福松「だからこっちは心配してるんだ」新子のほうを向いてヘヘヘッと笑う。
笑顔を浮かべるが、下を向く新子。
作業場
常子「じゃあ、気をつけてね」
新子「ええ」
和枝「はい、正三さん」新子の荷物を渡そうとする。
「ハハッ」と笑って新子自ら荷物を受け取り、笑顔で「さよなら、お元気で」と頭を下げて出ていく。
裏口を出て、表通りに出そうなころ、裏口から正三が飛び出し、新子の持っていた荷物を奪うように持った。「送るよ、上野まで。
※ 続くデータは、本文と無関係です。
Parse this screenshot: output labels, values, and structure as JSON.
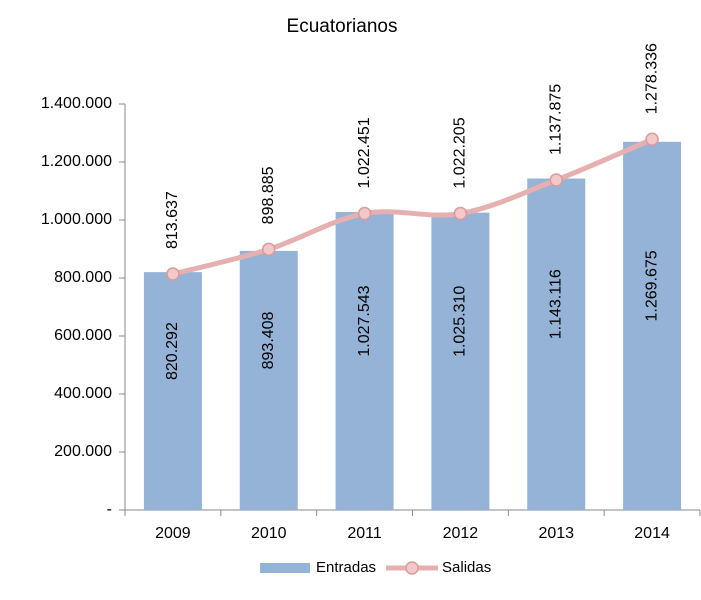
{
  "chart_data": {
    "type": "bar_line",
    "title": "Ecuatorianos",
    "categories": [
      "2009",
      "2010",
      "2011",
      "2012",
      "2013",
      "2014"
    ],
    "series": [
      {
        "name": "Entradas",
        "type": "bar",
        "color": "#95b3d7",
        "values": [
          820292,
          893408,
          1027543,
          1025310,
          1143116,
          1269675
        ],
        "value_labels": [
          "820.292",
          "893.408",
          "1.027.543",
          "1.025.310",
          "1.143.116",
          "1.269.675"
        ]
      },
      {
        "name": "Salidas",
        "type": "line",
        "color": "#e6b0b0",
        "values": [
          813637,
          898885,
          1022451,
          1022205,
          1137875,
          1278336
        ],
        "value_labels": [
          "813.637",
          "898.885",
          "1.022.451",
          "1.022.205",
          "1.137.875",
          "1.278.336"
        ]
      }
    ],
    "ylim": [
      0,
      1400000
    ],
    "yticks": [
      {
        "value": 0,
        "label": "-"
      },
      {
        "value": 200000,
        "label": "200.000"
      },
      {
        "value": 400000,
        "label": "400.000"
      },
      {
        "value": 600000,
        "label": "600.000"
      },
      {
        "value": 800000,
        "label": "800.000"
      },
      {
        "value": 1000000,
        "label": "1.000.000"
      },
      {
        "value": 1200000,
        "label": "1.200.000"
      },
      {
        "value": 1400000,
        "label": "1.400.000"
      }
    ],
    "legend": "bottom"
  }
}
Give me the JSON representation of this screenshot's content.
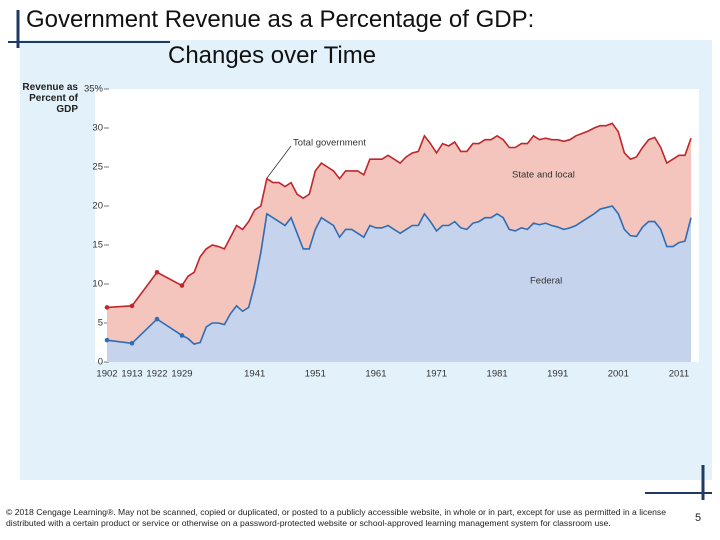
{
  "slide": {
    "title": [
      "Government Revenue as a Percentage of GDP:",
      "Changes over Time"
    ],
    "footer": "© 2018 Cengage Learning®. May not be scanned, copied or duplicated, or posted to a publicly accessible website, in whole or in part, except for use as permitted in a license distributed with a certain product or service or otherwise on a password-protected website or school-approved learning management system for classroom use.",
    "page_number": "5"
  },
  "chart_data": {
    "type": "area",
    "ylabel": "Revenue as Percent of GDP",
    "categories": [
      "1902",
      "1913",
      "1922",
      "1929",
      null,
      null,
      null,
      null,
      null,
      null,
      null,
      null,
      null,
      null,
      null,
      "1941",
      null,
      null,
      null,
      null,
      null,
      null,
      null,
      null,
      null,
      "1951",
      null,
      null,
      null,
      null,
      null,
      null,
      null,
      null,
      null,
      "1961",
      null,
      null,
      null,
      null,
      null,
      null,
      null,
      null,
      null,
      "1971",
      null,
      null,
      null,
      null,
      null,
      null,
      null,
      null,
      null,
      "1981",
      null,
      null,
      null,
      null,
      null,
      null,
      null,
      null,
      null,
      "1991",
      null,
      null,
      null,
      null,
      null,
      null,
      null,
      null,
      null,
      "2001",
      null,
      null,
      null,
      null,
      null,
      null,
      null,
      null,
      null,
      "2011",
      null,
      null
    ],
    "series": [
      {
        "name": "Federal",
        "color": "#2f6db5",
        "fill": "#c6d3ec",
        "values": [
          2.8,
          2.4,
          5.5,
          3.4,
          3.0,
          2.3,
          2.5,
          4.5,
          5.0,
          5.0,
          4.8,
          6.2,
          7.2,
          6.5,
          7.0,
          10.0,
          14.0,
          19.0,
          18.5,
          18.0,
          17.5,
          18.5,
          16.5,
          14.5,
          14.5,
          17.0,
          18.5,
          18.0,
          17.5,
          16.0,
          17.0,
          17.0,
          16.5,
          16.0,
          17.5,
          17.2,
          17.2,
          17.5,
          17.0,
          16.5,
          17.0,
          17.5,
          17.5,
          19.0,
          18.0,
          16.8,
          17.5,
          17.5,
          18.0,
          17.2,
          17.0,
          17.8,
          18.0,
          18.5,
          18.5,
          19.0,
          18.5,
          17.0,
          16.8,
          17.2,
          17.0,
          17.8,
          17.6,
          17.8,
          17.5,
          17.3,
          17.0,
          17.2,
          17.5,
          18.0,
          18.5,
          19.0,
          19.6,
          19.8,
          20.0,
          19.0,
          17.0,
          16.2,
          16.1,
          17.3,
          18.0,
          18.0,
          17.0,
          14.8,
          14.8,
          15.3,
          15.5,
          18.5
        ]
      },
      {
        "name": "Total government",
        "color": "#c0272d",
        "fill": "#f3c5bc",
        "values": [
          7.0,
          7.2,
          11.5,
          9.8,
          11.0,
          11.5,
          13.5,
          14.5,
          15.0,
          14.8,
          14.5,
          16.0,
          17.5,
          17.0,
          18.0,
          19.5,
          20.0,
          23.5,
          23.0,
          23.0,
          22.5,
          23.0,
          21.5,
          21.0,
          21.5,
          24.5,
          25.5,
          25.0,
          24.5,
          23.5,
          24.5,
          24.5,
          24.5,
          24.0,
          26.0,
          26.0,
          26.0,
          26.5,
          26.0,
          25.5,
          26.3,
          26.8,
          27.0,
          29.0,
          28.0,
          26.8,
          28.0,
          27.7,
          28.2,
          27.0,
          27.0,
          28.0,
          28.0,
          28.5,
          28.5,
          29.0,
          28.5,
          27.5,
          27.5,
          28.0,
          28.0,
          29.0,
          28.5,
          28.7,
          28.5,
          28.5,
          28.3,
          28.5,
          29.0,
          29.3,
          29.6,
          30.0,
          30.3,
          30.3,
          30.6,
          29.5,
          26.8,
          26.0,
          26.3,
          27.5,
          28.5,
          28.8,
          27.5,
          25.5,
          26.0,
          26.5,
          26.5,
          28.7
        ]
      }
    ],
    "annotations": [
      "Total government",
      "State and local",
      "Federal"
    ],
    "ylim": [
      0,
      35
    ],
    "yticks": [
      0,
      5,
      10,
      15,
      20,
      25,
      30,
      {
        "value": 35,
        "label": "35%"
      }
    ]
  }
}
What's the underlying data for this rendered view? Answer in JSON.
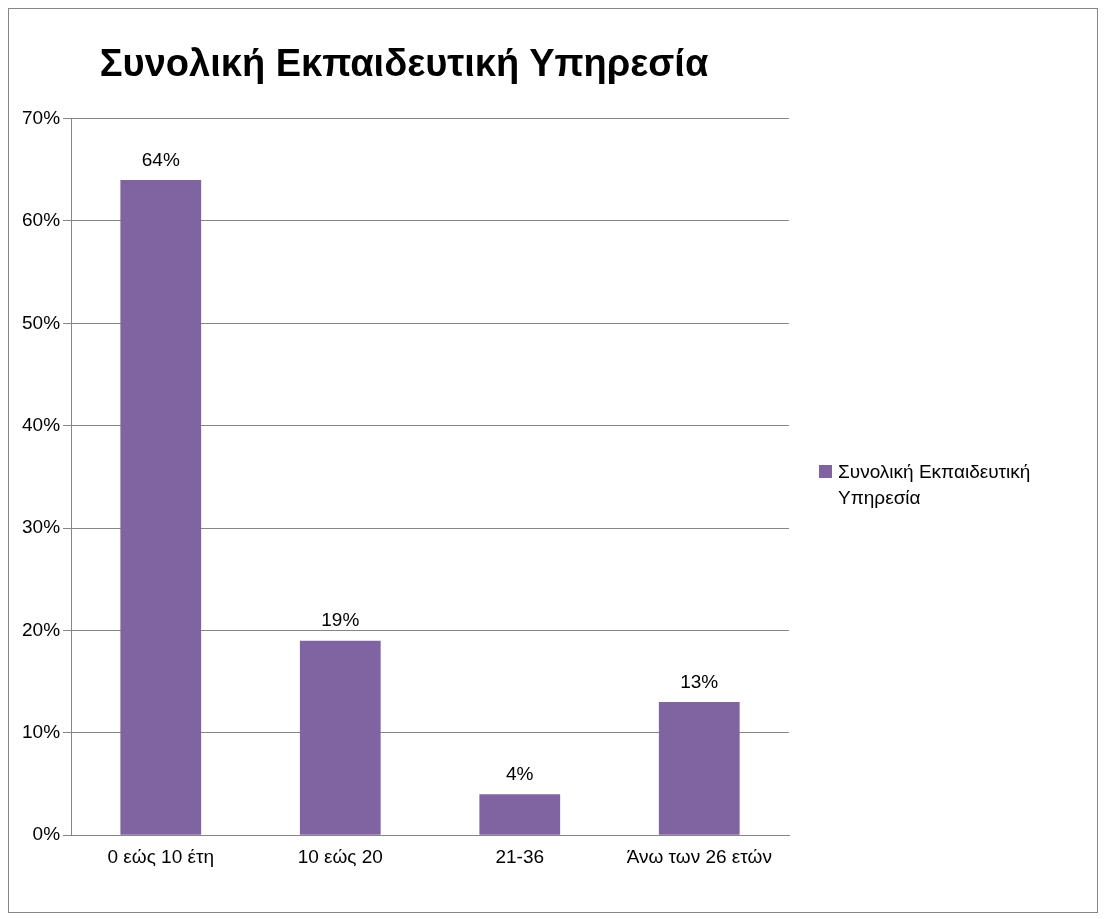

その前にどっかでなんか食べようか」
新子「だって…」
いつの間にか裏口から路地に出ていた和枝と常子が笑顔でうなずく。新子も笑顔でうなずき、頭を下げて歩き出した。和枝と常子も表通りに出て手を振って見送った。(つづく)
田舎娘の描き方が素朴、苦労人、体が丈夫、働き者…ツイッターで見かけたけど「道」の夏子みたいというのに大きくうなずく。そうだ、既視感があったのはそのせいか。
都会の人が思う、田舎の人って感じだね。
急遽の延長?のわりに新キャラをぶっ込めるのがすごい。正三をこれまで出てきたアヤ子やトメ子とくっつける流れにならなくてよかった。まあ、でも新子への態度を見てると修一がモテるのも分かる。
26話でうまくまとめたのに27,28話は和枝と直也の痴話げんかに終始したときはどうかと思ったけど、前回も今回も面白い。修一と正三のコンビが好きなので2人のシーンがあるから面白く感じるのかも。トシちゃん早く大阪から帰ってきてー!とは思うけど。